A droite, Saint Martin partage son manteau avec un pauvre (1894). Certains s'étonnent qu'il n'ait pas poussé la générosité jusqu'à offrir la totalité du  manteau. Mais Martin était centurion dans l'armée romaine et les officiers romains achetaient la moitié de leur équipement, l’autre étant fournie par l’armée. Martin n’a donc pu donner que ce qui était sa propriété.

Par rapport à la situation de 1894, l'église n'a subi que peu de modifications:

  • suppression du banc des fabriciens ( réalisé en 1829) anciennement situé dans la partie droite de la nef centrale, à hauteur de l'arche centrale. Les « fabriciens » étaient les membres du « Conseil de fabrique » qui aidait le Curé dans la gestion de la Paroisse (aujourd’hui Conseil économique).
  • dépose en 1968 de la chaire (acquise en 1854) dont on aperçoit les traces sur le    pilier entre Sainte Anne et l'harmonium.

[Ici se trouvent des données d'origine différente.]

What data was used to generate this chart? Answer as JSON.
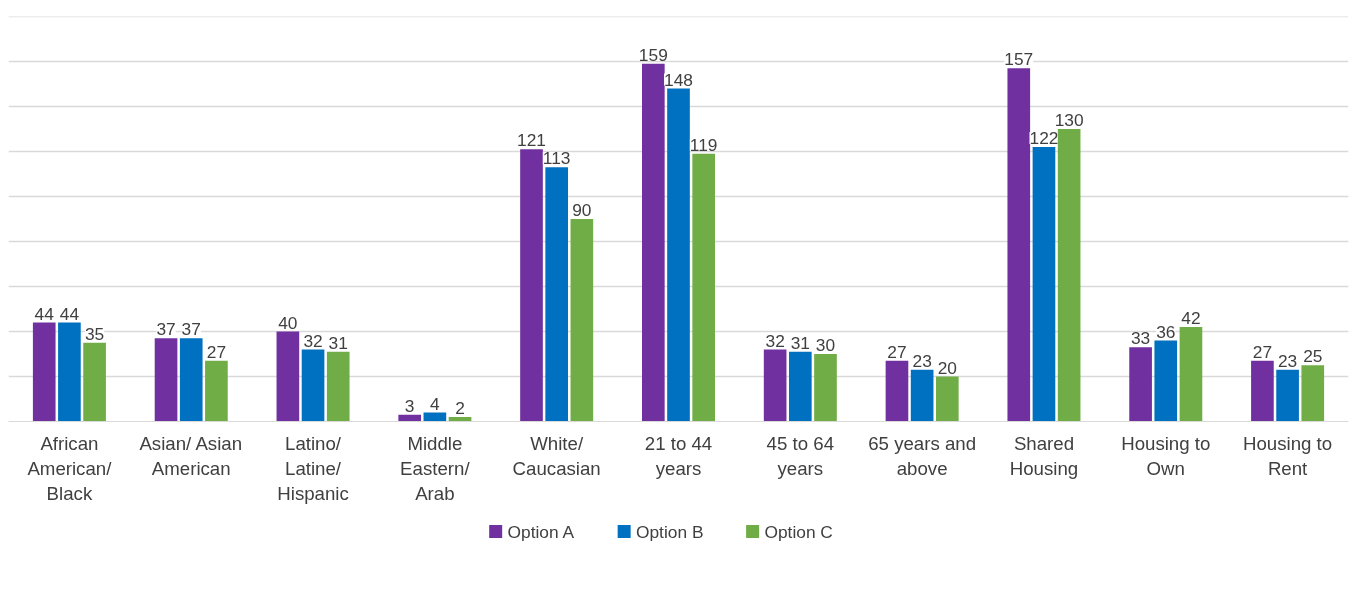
{
  "chart_data": {
    "type": "bar",
    "categories": [
      "African American/ Black",
      "Asian/ Asian American",
      "Latino/ Latine/ Hispanic",
      "Middle Eastern/ Arab",
      "White/ Caucasian",
      "21 to 44 years",
      "45 to 64 years",
      "65 years and above",
      "Shared Housing",
      "Housing to Own",
      "Housing to Rent"
    ],
    "series": [
      {
        "name": "Option A",
        "color": "#7030a0",
        "values": [
          44,
          37,
          40,
          3,
          121,
          159,
          32,
          27,
          157,
          33,
          27
        ]
      },
      {
        "name": "Option B",
        "color": "#0070c0",
        "values": [
          44,
          37,
          32,
          4,
          113,
          148,
          31,
          23,
          122,
          36,
          23
        ]
      },
      {
        "name": "Option C",
        "color": "#70ad47",
        "values": [
          35,
          27,
          31,
          2,
          90,
          119,
          30,
          20,
          130,
          42,
          25
        ]
      }
    ],
    "ylim": [
      0,
      180
    ],
    "yticks": [
      {
        "value": 0,
        "label": null
      },
      {
        "value": 20,
        "label": null
      },
      {
        "value": 40,
        "label": null
      },
      {
        "value": 60,
        "label": null
      },
      {
        "value": 80,
        "label": null
      },
      {
        "value": 100,
        "label": null
      },
      {
        "value": 120,
        "label": null
      },
      {
        "value": 140,
        "label": null
      },
      {
        "value": 160,
        "label": null
      },
      {
        "value": 180,
        "label": null
      }
    ],
    "tick_labels": "x",
    "grid": "y",
    "legend": "bottom",
    "data_labels": true
  }
}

  • dépose en 1970 des grilles de communion  à l'occasion de l'installation de l'autel avancé.Ces pièces ont malheureusement disparu.
  • déplacement des grilles qui fermaient, depuis 1874, l'accès au baptistère et présentaient une gêne et même un danger lors des baptêmes. Ces grilles ont été  réinstallées en 1999 contre la paroi du fond de l'église.
  • installation de l'électricité en 1922.
  • installation du chauffage au gaz en 1992.